The first Mosque was built by the first community of Muslims (umma) in Medina el-Nabi (City of the Prophet) near the western coast of the Arabian Peninsula.
Every Muslim contributed contributed their part the Mosque functioned as a community center along with being a house of prayer. The first Mosque was not opulent – there were no fine carpets or Arabesque architecture – and God does not require his house to be grand, only for it to be built by men of conscience and pure faith.
Muslims are strictly prohibited from drawing any prophets or anything with a soul. The former is prohibited at all times while the latter does not constitute “Islamic art”. But Muslims wanted to showcase the beauty of their faith and had to find a way to do so without incorporating human or animal images. Thus the Arabs turned the holy words of the Qur’an al-Karim into art and invented calligraphy. The word become the art.
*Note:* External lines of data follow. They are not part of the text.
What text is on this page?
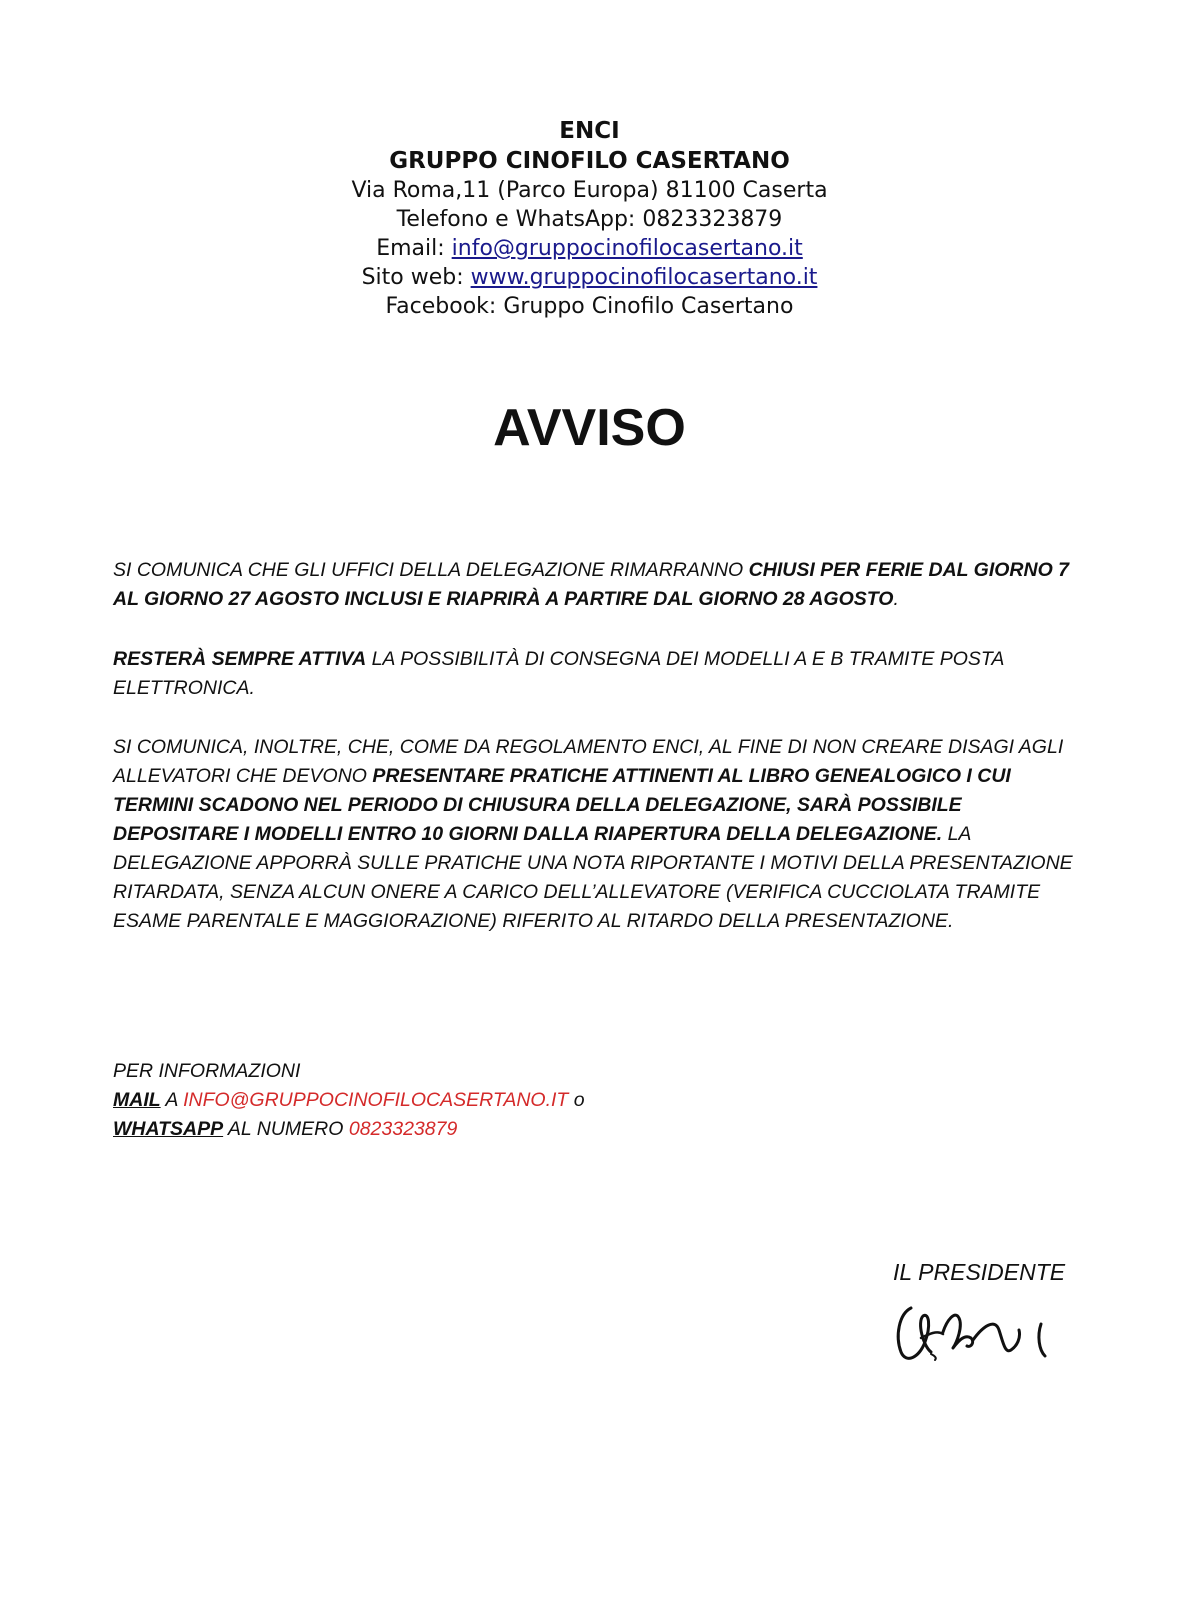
ENCI
GRUPPO CINOFILO CASERTANO
Via Roma,11 (Parco Europa) 81100 Caserta
Telefono e WhatsApp: 0823323879
Email: info@gruppocinofilocasertano.it
Sito web: www.gruppocinofilocasertano.it
Facebook: Gruppo Cinofilo Casertano
AVVISO

SI COMUNICA CHE GLI UFFICI DELLA DELEGAZIONE RIMARRANNO CHIUSI PER FERIE DAL GIORNO 7 AL GIORNO 27 AGOSTO INCLUSI E RIAPRIRÀ A PARTIRE DAL GIORNO 28 AGOSTO.

RESTERÀ SEMPRE ATTIVA LA POSSIBILITÀ DI CONSEGNA DEI MODELLI A E B TRAMITE POSTA ELETTRONICA.

SI COMUNICA, INOLTRE, CHE, COME DA REGOLAMENTO ENCI, AL FINE DI NON CREARE DISAGI AGLI ALLEVATORI CHE DEVONO PRESENTARE PRATICHE ATTINENTI AL LIBRO GENEALOGICO I CUI TERMINI SCADONO NEL PERIODO DI CHIUSURA DELLA DELEGAZIONE, SARÀ POSSIBILE DEPOSITARE I MODELLI ENTRO 10 GIORNI DALLA RIAPERTURA DELLA DELEGAZIONE. LA DELEGAZIONE APPORRÀ SULLE PRATICHE UNA NOTA RIPORTANTE I MOTIVI DELLA PRESENTAZIONE RITARDATA, SENZA ALCUN ONERE A CARICO DELL’ALLEVATORE (VERIFICA CUCCIOLATA TRAMITE ESAME PARENTALE E MAGGIORAZIONE) RIFERITO AL RITARDO DELLA PRESENTAZIONE.

PER INFORMAZIONI

MAIL A INFO@GRUPPOCINOFILOCASERTANO.IT o

WHATSAPP AL NUMERO 0823323879

IL PRESIDENTE
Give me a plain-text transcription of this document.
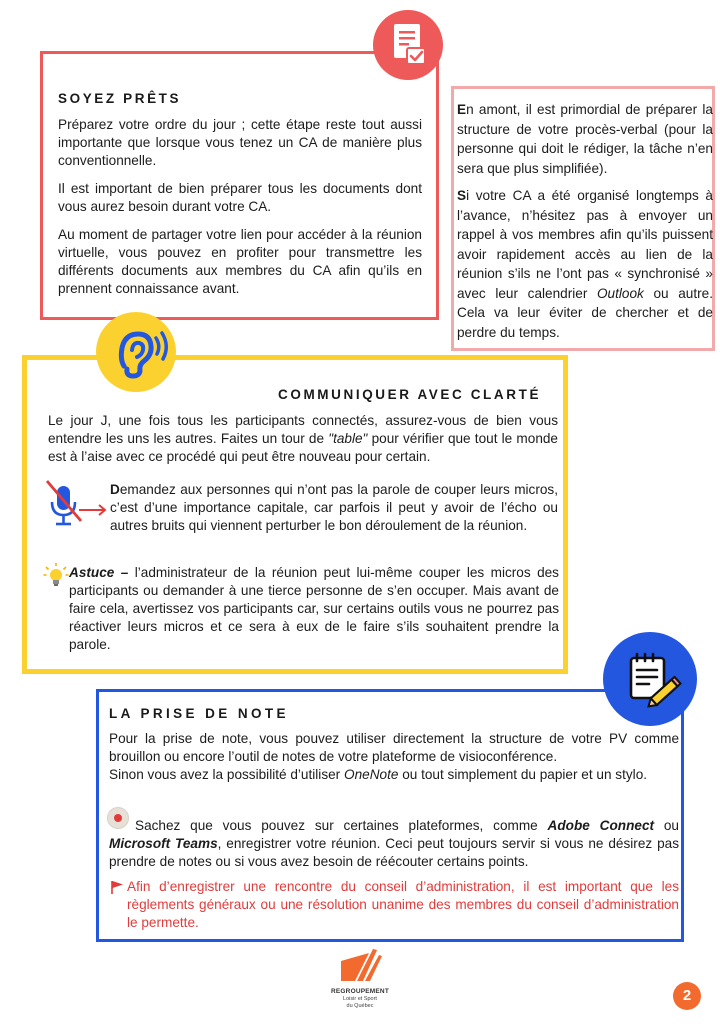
SOYEZ PRÊTS

Préparez votre ordre du jour ; cette étape reste tout aussi importante que lorsque vous tenez un CA de manière plus conventionnelle.

Il est important de bien préparer tous les documents dont vous aurez besoin durant votre CA.

Au moment de partager votre lien pour accéder à la réunion virtuelle, vous pouvez en profiter pour transmettre les différents documents aux membres du CA afin qu’ils en prennent connaissance avant.

En amont, il est primordial de préparer la structure de votre procès-verbal (pour la personne qui doit le rédiger, la tâche n’en sera que plus simplifiée).

Si votre CA a été organisé longtemps à l’avance, n’hésitez pas à envoyer un rappel à vos membres afin qu’ils puissent avoir rapidement accès au lien de la réunion s’ils ne l’ont pas « synchronisé » avec leur calendrier Outlook ou autre. Cela va leur éviter de chercher et de perdre du temps.

COMMUNIQUER AVEC CLARTÉ

Le jour J, une fois tous les participants connectés, assurez-vous de bien vous entendre les uns les autres. Faites un tour de "table" pour vérifier que tout le monde est à l’aise avec ce procédé qui peut être nouveau pour certain.

Demandez aux personnes qui n’ont pas la parole de couper leurs micros, c’est d’une importance capitale, car parfois il peut y avoir de l’écho ou autres bruits qui viennent perturber le bon déroulement de la réunion.

Astuce – l’administrateur de la réunion peut lui-même couper les micros des participants ou demander à une tierce personne de s’en occuper. Mais avant de faire cela, avertissez vos participants car, sur certains outils vous ne pourrez pas réactiver leurs micros et ce sera à eux de le faire s’ils souhaitent prendre la parole.

LA PRISE DE NOTE

Pour la prise de note, vous pouvez utiliser directement la structure de votre PV comme brouillon ou encore l’outil de notes de votre plateforme de visioconférence.

Sinon vous avez la possibilité d’utiliser OneNote ou tout simplement du papier et un stylo.

Sachez que vous pouvez sur certaines plateformes, comme Adobe Connect ou Microsoft Teams, enregistrer votre réunion. Ceci peut toujours servir si vous ne désirez pas prendre de notes ou si vous avez besoin de réécouter certains points.

Afin d’enregistrer une rencontre du conseil d’administration, il est important que les règlements généraux ou une résolution unanime des membres du conseil d’administration le permette.

REGROUPEMENT
Loisir et Sport
du Québec
2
And the beauty of the Mosque become more important since the architecture became the structural illustration of the majestic nature of Islam. Muslims cannot draw images of the Prophet Muhammad (saw) and his struggle in the name of God to emotionally touch believers and move people to conversion. Thus the architecture in its own way must emotionally touch Muslims and non-Muslims. And Muslims – no different then Catholics and the extraordinary architecture one finds in Italy – dedicate themselves to designing stunning Mosques.
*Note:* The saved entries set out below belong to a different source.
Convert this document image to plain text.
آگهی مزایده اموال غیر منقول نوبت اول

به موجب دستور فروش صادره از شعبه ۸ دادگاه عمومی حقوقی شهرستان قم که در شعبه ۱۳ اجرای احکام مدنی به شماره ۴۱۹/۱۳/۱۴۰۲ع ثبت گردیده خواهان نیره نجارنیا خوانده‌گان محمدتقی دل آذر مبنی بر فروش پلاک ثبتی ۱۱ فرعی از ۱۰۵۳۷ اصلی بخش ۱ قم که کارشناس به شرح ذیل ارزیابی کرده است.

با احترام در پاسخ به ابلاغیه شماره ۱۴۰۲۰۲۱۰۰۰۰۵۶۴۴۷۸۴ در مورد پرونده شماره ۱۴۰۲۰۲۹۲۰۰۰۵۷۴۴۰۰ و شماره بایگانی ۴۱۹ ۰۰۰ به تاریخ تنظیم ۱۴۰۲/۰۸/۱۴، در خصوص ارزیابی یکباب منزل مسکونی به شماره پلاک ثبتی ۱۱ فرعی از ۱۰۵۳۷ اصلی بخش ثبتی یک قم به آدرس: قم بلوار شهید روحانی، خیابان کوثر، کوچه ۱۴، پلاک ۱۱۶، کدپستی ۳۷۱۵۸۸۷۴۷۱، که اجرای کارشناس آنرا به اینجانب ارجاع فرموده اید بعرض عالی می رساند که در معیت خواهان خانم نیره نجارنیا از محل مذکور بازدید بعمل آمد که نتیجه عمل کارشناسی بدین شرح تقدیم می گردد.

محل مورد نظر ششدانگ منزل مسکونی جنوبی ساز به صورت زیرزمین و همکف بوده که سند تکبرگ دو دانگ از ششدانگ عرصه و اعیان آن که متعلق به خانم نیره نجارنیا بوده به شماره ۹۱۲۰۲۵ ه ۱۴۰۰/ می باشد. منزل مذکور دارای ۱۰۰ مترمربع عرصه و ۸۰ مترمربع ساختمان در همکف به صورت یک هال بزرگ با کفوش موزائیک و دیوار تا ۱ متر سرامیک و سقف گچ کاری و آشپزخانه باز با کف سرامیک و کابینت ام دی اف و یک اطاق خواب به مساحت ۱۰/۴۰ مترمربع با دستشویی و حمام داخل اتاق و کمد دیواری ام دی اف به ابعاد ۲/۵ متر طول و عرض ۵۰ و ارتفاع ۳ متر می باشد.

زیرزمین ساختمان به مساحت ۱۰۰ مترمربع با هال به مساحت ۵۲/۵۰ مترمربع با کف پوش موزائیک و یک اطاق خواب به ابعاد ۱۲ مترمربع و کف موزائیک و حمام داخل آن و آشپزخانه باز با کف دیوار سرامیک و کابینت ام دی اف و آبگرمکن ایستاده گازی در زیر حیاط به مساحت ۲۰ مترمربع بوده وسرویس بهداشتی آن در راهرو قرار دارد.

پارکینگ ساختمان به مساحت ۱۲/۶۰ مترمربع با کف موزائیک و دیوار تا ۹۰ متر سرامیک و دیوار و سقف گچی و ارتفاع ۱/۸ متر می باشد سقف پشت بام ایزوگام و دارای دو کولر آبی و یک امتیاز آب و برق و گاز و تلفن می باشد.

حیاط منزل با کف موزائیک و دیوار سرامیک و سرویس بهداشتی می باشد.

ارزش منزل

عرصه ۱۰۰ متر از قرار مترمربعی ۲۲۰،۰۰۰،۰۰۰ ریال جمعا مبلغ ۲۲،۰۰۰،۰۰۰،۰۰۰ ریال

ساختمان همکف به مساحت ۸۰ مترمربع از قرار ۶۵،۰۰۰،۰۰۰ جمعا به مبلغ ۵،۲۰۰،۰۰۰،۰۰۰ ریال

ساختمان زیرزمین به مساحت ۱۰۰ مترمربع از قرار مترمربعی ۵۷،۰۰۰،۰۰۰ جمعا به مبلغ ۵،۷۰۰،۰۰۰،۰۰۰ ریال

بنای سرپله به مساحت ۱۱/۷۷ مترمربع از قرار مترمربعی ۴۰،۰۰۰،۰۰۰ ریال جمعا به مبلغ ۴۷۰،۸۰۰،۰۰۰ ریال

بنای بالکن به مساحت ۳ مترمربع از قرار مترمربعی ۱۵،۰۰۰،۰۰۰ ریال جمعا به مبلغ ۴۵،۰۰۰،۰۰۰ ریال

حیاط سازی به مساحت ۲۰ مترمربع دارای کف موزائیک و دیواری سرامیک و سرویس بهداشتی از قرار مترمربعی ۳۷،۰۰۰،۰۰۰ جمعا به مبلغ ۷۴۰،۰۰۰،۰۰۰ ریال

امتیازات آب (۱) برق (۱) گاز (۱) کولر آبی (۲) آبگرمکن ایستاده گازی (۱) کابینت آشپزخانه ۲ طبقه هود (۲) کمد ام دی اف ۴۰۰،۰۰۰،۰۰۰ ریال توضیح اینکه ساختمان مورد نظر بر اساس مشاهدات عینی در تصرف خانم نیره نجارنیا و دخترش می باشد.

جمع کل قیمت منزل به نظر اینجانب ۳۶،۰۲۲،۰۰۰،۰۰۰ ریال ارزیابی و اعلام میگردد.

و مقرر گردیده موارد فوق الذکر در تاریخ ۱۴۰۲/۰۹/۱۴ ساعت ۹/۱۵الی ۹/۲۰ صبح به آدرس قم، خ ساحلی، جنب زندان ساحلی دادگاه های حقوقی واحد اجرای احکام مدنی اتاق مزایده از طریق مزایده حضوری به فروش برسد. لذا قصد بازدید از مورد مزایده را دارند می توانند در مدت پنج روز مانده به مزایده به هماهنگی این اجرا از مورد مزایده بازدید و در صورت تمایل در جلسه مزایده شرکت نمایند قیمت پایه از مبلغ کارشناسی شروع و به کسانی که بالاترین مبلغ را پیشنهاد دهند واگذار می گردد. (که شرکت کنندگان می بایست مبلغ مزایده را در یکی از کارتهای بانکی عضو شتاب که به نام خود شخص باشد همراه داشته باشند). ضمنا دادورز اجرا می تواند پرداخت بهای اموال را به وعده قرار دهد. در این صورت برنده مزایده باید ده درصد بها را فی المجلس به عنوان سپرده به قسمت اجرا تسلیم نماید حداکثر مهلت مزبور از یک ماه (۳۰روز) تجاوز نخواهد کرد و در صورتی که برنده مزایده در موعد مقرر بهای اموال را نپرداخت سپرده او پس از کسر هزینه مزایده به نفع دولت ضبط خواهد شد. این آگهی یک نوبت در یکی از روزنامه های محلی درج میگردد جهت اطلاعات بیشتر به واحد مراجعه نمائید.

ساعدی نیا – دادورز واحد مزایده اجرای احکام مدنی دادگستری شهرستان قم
Throughout Islamic history, the art of Mosque building has been the handiwork of men. No single Muslim designed more landmark Mosques than the Ottoman architecture Sinan, who designed more than 300 buildings (not all Mosques) of which the Blue Mosque is the most famous:
But in recent years, Muslim women have been rising is a force in Islamic architecture. The Iraqi-British modernist architecture Zaha Hadid has been commissioned by Saudi Arabia to be a team of two to redesign the most important Mosque in Islam: The Grand Mosque of Mecca.
And a Turkish woman recently become the first in the country and in Islam to design a Mosque:
Zeynep Fadillioglu is one member of a team of interior designers and architects overseeing the construction of the Sakirin Mosque. It is Fadillioglu’s first mosque.
“I think I don’t know of any other person — a woman — who has designed a mosque before,” she says. . . .
In the mosque, Fadillioglu is putting a contemporary spin on religious art from the Ottoman era.
The iron on the mosque’s enormous iron and glass facade was hand-crafted by specialists in Istanbul, Fadillioglu says. “The glass etching has got different layers of gilding on it, which is from verses of the Koran,” she says. “We wanted people to feel more left alone with God in this place, rather then being distracted by too much ornamentation. I think that makes it more contemporary at the same time”
Fadillioglu also brought in other female artists to help her on the project.
On one particular day, beneath the mosque’s 130-foot diameter dome, Nahide Buyukkaymakci instructs a worker on how to hang dozens of blown-glass rain drops from an asymmetrical bronze and Plexiglas chandelier.
The glass drops are inspired by a prayer that says Allah’s light should fall on you like rain, Buyukkaymakci explains.
Muslim woman are equals before God. And it is about time society embraced their touch in building the homes of Allah.